Von dem her wäre es durchaus möglich, wenn nicht sogar sehr wahrscheinlich, dass es völlig anders gekommen wäre, wenn ich mich in Behandlung begeben hätte. (Was ich einmal ja auch versucht habe.) Das soll keine Aufforderung sein jegliche Behandlung abzulehnen, ich schildere jedoch einen Fall, den es nach Gesetzeslage nicht geben dürfte, menschlich gesehen aber sehr wohl, da er schließlich ja erfolgreich war.
Du darfst nicht vergessen, dass es viele Menschen gibt, die die Kraft, die du augenscheinlich hast, nicht haben.
Diese Menschen wollen dann ihr Leben unnötig auslöschen und lassen sich auch durch Argumente und gutes Zureden nicht mehr davon abhalten.
Soll man dann sein Einverständnis (beispielsweise durch das Nicht-Eingreifen eines Arztes) dazu geben, dass diese Menschen ihre Chance auf ein glücklicheres Leben, dass, eventuell nach der Depression auf sie wartet einfach so wegwerfen?

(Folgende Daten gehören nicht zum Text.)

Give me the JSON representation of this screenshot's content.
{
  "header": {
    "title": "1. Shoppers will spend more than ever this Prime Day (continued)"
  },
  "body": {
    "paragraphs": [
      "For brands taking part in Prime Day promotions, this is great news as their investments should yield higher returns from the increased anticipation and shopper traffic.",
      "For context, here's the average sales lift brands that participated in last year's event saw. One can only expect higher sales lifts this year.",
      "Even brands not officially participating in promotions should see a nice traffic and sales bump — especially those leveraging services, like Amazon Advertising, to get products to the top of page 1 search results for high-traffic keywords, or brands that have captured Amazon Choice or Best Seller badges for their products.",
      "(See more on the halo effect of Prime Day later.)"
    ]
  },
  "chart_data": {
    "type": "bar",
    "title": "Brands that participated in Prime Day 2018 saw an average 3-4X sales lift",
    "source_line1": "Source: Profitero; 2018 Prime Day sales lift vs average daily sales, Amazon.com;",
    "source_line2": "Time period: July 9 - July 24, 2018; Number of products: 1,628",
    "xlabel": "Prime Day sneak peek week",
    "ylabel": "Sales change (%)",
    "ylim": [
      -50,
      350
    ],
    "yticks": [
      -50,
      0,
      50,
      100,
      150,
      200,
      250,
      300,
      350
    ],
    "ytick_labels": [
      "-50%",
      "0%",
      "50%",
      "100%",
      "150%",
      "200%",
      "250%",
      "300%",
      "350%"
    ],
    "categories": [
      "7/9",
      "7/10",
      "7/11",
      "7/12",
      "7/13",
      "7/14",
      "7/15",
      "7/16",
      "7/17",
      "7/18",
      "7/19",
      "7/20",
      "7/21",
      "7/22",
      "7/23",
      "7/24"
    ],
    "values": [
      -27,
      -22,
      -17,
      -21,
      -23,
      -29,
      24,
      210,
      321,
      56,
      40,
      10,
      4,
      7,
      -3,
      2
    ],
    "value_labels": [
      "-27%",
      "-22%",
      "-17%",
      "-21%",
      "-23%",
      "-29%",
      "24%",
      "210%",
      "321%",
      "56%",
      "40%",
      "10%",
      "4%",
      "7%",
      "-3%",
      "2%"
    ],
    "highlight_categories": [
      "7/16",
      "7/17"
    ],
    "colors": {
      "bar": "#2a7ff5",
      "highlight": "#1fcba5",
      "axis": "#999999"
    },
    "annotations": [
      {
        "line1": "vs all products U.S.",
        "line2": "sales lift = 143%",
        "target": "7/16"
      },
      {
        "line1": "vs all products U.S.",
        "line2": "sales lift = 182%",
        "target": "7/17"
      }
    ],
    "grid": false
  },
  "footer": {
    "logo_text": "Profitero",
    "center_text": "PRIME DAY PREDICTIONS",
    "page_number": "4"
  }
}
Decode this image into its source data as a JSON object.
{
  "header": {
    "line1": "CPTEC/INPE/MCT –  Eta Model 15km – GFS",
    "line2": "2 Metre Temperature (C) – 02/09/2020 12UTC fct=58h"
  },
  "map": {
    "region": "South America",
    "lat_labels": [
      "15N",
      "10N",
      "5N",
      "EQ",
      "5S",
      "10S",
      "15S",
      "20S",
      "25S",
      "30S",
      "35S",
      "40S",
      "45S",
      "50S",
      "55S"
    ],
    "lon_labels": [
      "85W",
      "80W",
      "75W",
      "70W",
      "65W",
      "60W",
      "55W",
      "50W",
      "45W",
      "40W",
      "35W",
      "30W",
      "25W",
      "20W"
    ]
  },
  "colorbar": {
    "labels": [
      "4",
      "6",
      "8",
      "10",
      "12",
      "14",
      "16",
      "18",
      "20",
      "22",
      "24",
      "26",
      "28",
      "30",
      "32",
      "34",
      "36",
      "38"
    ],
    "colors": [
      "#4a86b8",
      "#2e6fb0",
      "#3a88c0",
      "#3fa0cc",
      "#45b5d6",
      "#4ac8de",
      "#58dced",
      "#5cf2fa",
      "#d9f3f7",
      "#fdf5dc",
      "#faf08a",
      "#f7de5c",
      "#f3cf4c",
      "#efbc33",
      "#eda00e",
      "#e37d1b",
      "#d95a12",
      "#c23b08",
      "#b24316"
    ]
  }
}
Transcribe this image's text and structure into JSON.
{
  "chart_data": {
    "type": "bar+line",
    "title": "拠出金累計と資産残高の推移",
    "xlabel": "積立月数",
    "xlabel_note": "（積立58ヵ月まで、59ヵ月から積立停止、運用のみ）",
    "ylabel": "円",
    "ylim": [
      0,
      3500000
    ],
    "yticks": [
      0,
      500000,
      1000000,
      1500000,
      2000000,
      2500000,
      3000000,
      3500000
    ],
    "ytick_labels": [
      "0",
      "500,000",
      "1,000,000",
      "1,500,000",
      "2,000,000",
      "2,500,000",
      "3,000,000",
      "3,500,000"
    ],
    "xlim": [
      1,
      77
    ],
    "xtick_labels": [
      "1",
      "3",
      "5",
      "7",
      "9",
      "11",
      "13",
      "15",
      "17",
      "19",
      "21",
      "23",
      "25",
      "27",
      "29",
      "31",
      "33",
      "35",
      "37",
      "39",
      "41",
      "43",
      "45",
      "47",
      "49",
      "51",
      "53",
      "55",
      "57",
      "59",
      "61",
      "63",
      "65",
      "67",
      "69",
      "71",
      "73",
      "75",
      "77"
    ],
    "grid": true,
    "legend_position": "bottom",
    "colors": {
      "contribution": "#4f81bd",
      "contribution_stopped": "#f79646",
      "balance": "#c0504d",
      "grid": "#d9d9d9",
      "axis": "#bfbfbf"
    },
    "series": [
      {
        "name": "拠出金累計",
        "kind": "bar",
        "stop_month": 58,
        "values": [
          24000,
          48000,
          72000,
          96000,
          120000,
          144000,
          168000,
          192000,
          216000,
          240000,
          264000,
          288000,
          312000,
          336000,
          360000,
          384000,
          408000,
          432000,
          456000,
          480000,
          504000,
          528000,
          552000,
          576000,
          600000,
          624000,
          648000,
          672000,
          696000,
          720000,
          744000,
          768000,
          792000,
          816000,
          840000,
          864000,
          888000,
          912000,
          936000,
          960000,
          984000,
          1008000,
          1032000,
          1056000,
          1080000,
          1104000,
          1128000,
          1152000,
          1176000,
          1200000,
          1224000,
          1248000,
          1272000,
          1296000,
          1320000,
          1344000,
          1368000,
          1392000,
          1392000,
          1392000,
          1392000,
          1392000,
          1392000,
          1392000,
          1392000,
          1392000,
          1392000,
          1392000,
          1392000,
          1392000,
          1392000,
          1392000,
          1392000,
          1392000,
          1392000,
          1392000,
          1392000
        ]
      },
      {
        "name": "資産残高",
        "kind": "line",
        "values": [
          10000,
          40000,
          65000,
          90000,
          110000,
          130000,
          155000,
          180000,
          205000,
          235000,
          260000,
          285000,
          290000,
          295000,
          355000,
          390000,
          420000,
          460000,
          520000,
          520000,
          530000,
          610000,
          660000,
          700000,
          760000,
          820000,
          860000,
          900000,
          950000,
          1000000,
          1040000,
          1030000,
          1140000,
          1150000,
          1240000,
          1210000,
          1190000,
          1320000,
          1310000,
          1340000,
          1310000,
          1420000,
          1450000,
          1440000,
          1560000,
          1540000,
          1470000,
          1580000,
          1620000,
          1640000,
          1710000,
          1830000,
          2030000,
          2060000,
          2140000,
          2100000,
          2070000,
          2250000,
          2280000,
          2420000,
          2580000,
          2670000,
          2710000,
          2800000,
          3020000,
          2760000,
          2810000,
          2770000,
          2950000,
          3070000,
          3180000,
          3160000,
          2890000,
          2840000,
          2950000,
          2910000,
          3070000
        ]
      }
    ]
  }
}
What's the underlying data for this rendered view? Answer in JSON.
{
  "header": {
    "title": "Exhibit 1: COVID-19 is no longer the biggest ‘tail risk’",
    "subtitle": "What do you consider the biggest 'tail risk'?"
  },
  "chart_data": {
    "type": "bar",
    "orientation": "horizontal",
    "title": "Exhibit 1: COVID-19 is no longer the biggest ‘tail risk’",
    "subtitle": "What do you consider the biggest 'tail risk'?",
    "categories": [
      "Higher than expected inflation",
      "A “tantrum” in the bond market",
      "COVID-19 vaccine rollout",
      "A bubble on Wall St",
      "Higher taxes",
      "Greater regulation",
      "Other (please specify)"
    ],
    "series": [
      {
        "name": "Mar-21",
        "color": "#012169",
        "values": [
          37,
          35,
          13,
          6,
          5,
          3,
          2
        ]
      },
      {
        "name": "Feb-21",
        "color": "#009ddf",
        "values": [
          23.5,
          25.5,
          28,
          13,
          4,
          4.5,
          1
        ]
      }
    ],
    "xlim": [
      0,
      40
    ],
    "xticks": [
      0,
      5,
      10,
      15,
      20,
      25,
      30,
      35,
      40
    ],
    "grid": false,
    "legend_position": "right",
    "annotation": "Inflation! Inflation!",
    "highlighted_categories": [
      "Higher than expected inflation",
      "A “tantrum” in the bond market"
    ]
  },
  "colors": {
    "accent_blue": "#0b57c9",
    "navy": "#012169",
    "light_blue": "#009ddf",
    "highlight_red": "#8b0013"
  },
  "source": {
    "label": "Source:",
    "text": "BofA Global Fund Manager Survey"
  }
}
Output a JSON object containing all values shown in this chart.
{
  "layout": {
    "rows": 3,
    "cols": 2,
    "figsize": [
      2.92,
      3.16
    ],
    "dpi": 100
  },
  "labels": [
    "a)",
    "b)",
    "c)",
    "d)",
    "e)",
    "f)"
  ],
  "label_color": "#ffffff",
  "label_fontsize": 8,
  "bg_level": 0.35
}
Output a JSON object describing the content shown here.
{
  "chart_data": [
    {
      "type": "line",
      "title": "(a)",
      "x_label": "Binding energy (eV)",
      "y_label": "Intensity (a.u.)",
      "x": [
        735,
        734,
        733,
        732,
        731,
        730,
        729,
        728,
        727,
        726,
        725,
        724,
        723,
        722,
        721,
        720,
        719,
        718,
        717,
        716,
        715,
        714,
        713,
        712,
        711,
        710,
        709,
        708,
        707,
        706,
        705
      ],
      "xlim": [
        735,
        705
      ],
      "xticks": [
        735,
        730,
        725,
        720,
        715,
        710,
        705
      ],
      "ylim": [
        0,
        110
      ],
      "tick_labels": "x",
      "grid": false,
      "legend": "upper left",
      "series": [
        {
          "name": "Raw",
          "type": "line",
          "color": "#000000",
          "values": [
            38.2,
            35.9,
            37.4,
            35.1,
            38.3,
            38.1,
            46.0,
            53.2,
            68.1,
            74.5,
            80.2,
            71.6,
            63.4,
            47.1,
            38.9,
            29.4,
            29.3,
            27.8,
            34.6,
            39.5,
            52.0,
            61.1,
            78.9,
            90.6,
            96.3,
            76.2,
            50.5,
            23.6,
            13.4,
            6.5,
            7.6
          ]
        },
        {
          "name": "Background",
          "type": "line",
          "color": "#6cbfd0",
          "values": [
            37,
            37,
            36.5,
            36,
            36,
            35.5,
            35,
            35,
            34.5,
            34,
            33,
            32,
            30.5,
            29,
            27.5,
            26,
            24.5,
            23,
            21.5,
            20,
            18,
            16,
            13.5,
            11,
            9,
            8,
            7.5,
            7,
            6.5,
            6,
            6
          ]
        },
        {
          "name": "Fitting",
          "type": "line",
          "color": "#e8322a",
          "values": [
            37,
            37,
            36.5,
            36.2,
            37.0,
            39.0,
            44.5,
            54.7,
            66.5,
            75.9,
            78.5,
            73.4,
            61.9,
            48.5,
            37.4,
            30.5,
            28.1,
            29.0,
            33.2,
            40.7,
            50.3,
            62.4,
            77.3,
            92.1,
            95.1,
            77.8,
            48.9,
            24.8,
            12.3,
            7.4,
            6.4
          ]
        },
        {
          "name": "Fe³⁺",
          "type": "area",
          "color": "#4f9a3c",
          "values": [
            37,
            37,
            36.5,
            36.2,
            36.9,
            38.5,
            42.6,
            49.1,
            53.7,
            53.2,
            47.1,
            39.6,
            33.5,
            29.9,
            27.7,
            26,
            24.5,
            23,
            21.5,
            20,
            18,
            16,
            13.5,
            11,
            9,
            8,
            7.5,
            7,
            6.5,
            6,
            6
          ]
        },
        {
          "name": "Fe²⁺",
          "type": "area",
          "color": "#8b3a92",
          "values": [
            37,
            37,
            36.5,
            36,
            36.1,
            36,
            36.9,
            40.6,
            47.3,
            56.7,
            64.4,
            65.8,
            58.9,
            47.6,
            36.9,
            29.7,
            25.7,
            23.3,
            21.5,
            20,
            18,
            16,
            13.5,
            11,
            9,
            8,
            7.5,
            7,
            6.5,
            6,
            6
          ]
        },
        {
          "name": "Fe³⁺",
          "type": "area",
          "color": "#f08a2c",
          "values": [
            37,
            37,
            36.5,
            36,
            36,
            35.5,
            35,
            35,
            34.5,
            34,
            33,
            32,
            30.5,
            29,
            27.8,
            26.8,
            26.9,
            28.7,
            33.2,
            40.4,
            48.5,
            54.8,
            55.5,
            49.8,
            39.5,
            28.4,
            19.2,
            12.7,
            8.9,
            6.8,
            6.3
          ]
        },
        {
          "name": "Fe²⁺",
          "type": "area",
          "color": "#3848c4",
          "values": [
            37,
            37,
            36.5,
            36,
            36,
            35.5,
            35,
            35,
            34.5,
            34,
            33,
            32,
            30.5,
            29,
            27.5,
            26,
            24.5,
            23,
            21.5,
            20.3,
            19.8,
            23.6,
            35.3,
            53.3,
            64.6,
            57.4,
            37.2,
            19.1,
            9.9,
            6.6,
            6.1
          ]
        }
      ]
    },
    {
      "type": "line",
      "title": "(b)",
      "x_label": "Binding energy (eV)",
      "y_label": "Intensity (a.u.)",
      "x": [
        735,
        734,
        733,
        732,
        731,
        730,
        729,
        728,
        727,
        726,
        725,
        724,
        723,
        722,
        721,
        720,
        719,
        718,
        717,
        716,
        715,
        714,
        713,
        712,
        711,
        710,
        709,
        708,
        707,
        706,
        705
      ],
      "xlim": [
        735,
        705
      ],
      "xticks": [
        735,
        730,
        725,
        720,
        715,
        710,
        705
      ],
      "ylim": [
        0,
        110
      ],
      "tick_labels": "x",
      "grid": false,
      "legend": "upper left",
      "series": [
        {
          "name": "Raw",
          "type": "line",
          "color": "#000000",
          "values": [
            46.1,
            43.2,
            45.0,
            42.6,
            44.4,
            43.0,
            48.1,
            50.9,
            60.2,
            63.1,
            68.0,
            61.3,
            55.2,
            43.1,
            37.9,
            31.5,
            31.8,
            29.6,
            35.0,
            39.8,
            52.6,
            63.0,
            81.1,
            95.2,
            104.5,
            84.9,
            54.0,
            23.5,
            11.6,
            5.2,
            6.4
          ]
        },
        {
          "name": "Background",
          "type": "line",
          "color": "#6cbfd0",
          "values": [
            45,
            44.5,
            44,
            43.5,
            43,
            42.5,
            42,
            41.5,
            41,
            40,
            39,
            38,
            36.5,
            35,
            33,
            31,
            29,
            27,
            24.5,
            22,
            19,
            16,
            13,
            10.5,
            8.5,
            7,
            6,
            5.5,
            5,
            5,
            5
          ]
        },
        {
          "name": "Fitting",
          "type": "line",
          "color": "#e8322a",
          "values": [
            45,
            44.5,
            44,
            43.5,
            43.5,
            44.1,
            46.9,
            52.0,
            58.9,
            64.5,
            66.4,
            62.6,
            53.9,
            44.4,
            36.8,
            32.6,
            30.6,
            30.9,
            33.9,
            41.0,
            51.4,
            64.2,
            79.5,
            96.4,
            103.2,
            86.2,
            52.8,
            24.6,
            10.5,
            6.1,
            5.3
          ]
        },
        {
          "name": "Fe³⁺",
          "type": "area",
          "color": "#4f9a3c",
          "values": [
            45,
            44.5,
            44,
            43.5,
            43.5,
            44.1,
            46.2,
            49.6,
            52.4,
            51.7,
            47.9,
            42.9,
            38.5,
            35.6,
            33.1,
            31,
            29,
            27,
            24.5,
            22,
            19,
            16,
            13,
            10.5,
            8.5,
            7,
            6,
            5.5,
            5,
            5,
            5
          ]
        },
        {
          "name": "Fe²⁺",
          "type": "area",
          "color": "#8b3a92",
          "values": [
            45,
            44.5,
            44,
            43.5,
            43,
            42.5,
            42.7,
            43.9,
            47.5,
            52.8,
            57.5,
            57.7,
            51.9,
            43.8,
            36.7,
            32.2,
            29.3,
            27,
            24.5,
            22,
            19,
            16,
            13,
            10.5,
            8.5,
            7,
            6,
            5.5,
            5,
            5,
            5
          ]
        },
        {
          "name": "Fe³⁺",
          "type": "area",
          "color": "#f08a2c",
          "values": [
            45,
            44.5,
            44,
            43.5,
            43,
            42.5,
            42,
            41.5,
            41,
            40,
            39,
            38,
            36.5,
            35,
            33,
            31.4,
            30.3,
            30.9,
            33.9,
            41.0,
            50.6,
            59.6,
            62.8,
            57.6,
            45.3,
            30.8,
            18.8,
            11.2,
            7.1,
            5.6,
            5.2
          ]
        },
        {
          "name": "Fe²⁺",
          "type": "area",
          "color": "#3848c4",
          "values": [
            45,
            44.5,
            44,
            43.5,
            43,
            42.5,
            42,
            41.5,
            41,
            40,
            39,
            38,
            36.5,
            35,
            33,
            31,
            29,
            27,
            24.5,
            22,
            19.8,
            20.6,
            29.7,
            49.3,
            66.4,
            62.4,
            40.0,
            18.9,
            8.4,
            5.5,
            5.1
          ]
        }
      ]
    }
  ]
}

Der Gesetzgeber muss nun aber eine generelle Lösung finden, da er nicht jeden Fall einzeln beurteilen kann. Deshalb gibt er Ärzten, unter bestimmten Umständen (die besser ein Anwalt oder Psychologe an dieser Stelle erklären sollte) das Recht, gefährdete Menschen auch gegen deren Willen in eine Klinik einzuweisen in der die vom Fachpersonal für notwendig erachteten Behandlungsmaßnahmen eingeleitet werden- zum Schutze des Patienten/der Patientin.
Natürlich muss der Gesetzgeber auf die Fähigkeit der Ärzte vertrauen- und das kann er, so glaube ich. Denn die Ärzte sind geschult darin, Krankheiten zu behandeln, und zwar besser als jeder Jurist und jeder Laie.
Das schließt nicht aus, dass Fehlentscheidungen getroffen werden. Doch für viele Menschen ist eine Therapie die mit einer Zwangseinweisung begann, der Schritt aus ihrem Leiden heraus. Und diese Verheißung überwiegt mMn alle Bedenken, die durch mögliche Fehlentscheidungen und mögliche fehlgeschlagenen Therapien aufkommen.
Wenn man den Ärzten aber die Möglichkeit nimmt, Zwangseinweisungen anzuordnen, wenn ihre Einschätzung nach Lebensgefahr für einen Kranken besteht (das gilt sowohl für physisch wie auch für psychisch kranke Menschen), bindet man ihnen die Hände und macht es ihnen schwerer, wenn nicht gar unmöglich, diesem Menschen das Leben zu retten.
In diesem Fall hat man einem Menschen nicht zu seinem Recht zu sterben verholfen. Man hat ihm einer Möglichkeit Hilfe zu erhalten beraubt und ihm somit sein Recht auf eine Chance, wieder gesund zu werden, genommen.
Das darf eine Gesellschaft mMn nicht zulassen.